Romahapa School plans on ''making noise'' to try to get the Ministry of Education to offer a more immediate solution to alleviate its space problem.
The ministry last week refused to allow the school, which has 85 pupils learning in two classrooms, to add a temporary classroom to the site to relieve the overcrowding.
The school says the option the ministry is pushing, to convert the school's library and teacher support space into classrooms, will take too long and still not give them enough room.
Despite pleas from the school, setting up a relocatable room of any type at the school was not an option because all buildings, including relocatables, required consents and site preparation, which would take longer to achieve than a project to convert some of the existing school buildings, it said.
The school's board of trustees chairwoman, Megan Carey, said this week she was not surprised by the ministry's attitude.
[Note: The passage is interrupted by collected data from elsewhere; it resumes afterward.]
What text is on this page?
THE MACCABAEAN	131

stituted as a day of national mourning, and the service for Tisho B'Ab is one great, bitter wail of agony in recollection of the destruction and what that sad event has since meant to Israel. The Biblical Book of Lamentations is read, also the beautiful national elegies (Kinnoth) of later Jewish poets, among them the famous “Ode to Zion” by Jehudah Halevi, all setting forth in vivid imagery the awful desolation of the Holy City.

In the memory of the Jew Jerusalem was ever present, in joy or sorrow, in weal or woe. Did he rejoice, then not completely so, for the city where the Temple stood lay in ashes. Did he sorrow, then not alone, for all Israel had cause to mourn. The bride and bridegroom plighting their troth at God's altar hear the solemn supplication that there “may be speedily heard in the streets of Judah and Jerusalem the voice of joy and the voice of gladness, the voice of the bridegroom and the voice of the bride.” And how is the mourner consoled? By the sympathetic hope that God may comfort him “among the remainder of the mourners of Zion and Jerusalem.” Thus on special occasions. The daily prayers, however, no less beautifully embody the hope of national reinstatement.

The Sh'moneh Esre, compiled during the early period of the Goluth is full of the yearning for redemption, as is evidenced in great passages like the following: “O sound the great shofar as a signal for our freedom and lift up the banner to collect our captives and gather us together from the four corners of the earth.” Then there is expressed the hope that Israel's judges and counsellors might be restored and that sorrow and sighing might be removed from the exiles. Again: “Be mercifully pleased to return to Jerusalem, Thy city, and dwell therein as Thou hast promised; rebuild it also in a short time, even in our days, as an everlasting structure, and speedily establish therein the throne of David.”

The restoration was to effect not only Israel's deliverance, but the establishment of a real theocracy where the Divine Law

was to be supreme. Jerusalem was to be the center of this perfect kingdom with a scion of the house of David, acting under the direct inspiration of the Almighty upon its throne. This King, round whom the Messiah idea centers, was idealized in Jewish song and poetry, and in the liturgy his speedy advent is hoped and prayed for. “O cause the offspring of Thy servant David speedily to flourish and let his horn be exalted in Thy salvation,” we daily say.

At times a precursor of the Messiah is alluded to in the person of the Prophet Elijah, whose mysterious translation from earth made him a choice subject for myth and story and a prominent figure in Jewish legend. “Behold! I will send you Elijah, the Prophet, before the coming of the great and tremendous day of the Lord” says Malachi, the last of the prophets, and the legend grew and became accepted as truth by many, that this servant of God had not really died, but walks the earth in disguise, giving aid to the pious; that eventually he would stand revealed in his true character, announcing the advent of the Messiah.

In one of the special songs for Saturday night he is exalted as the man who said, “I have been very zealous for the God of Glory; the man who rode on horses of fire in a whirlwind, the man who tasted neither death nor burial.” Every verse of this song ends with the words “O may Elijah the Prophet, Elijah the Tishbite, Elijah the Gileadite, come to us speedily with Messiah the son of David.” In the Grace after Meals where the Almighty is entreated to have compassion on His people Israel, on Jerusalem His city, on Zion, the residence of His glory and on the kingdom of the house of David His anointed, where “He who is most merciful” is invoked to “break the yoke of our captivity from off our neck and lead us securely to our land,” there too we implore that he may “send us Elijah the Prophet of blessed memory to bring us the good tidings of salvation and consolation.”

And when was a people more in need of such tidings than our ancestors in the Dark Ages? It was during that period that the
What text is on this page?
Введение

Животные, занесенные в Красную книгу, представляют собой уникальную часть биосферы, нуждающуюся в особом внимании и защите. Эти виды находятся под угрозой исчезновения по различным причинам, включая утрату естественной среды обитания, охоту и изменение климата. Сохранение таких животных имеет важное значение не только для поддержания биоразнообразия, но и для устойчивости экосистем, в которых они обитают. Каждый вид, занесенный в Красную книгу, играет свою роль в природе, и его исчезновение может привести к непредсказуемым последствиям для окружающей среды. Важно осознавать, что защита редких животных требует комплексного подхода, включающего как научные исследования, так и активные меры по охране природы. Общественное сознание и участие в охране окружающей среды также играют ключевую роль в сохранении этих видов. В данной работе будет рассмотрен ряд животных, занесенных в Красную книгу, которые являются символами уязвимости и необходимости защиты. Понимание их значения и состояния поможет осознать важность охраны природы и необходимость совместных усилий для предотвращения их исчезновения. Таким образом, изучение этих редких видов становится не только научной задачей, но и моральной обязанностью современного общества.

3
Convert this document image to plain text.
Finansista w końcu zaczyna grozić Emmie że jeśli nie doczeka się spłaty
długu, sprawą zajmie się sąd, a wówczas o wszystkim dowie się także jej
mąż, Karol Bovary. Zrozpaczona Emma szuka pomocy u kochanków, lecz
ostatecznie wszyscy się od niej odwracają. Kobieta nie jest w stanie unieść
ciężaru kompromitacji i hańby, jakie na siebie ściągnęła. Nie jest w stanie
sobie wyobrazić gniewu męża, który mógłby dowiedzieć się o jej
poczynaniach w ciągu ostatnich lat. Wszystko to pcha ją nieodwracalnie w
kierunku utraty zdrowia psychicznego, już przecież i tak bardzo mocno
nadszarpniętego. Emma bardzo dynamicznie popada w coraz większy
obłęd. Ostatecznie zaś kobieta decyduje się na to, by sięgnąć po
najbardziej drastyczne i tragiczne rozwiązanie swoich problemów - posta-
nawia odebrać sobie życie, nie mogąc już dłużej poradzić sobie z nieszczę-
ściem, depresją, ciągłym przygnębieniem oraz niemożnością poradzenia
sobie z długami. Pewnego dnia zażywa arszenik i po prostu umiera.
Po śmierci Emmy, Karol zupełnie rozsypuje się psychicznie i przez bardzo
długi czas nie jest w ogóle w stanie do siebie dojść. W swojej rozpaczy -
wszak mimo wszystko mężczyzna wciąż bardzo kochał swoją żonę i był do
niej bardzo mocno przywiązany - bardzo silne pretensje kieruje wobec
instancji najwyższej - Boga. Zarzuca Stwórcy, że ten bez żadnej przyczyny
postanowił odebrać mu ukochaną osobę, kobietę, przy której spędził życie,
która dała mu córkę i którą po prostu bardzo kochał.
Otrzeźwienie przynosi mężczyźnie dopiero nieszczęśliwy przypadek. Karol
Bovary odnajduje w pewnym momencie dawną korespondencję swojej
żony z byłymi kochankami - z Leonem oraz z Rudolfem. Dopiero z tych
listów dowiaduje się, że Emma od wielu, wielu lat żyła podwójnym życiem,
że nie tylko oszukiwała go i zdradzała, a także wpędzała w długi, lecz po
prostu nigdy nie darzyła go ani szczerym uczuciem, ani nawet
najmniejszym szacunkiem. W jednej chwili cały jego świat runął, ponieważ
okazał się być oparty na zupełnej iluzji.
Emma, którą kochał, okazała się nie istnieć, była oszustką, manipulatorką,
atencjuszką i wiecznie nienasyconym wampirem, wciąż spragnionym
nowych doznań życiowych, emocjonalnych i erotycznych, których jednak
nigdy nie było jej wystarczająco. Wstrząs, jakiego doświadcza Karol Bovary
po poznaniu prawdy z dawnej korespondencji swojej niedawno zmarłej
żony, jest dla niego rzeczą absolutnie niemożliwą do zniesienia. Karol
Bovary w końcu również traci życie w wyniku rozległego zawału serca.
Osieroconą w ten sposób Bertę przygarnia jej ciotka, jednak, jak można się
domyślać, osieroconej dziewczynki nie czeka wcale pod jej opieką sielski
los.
''I guess we're just going to probably have to do a bit more making noise.''
The school was trying to provide a ''nurturing'' teaching environment, which was ''pretty difficult'' as the 88 pupils were crammed into two classrooms.
She said she was aware of unused school buildings in the district that she believed could be transported to Romahapa at a low cost until the school roll dropped.
The next step was to meet the rest of the board to decide what it was going to do.
''We're going to have to keep on pestering the ministry until they actually relent and see this is a problem and there needs to be a solution.''
An enrolment scheme is in place at the school to reduce the roll, but that might take several years.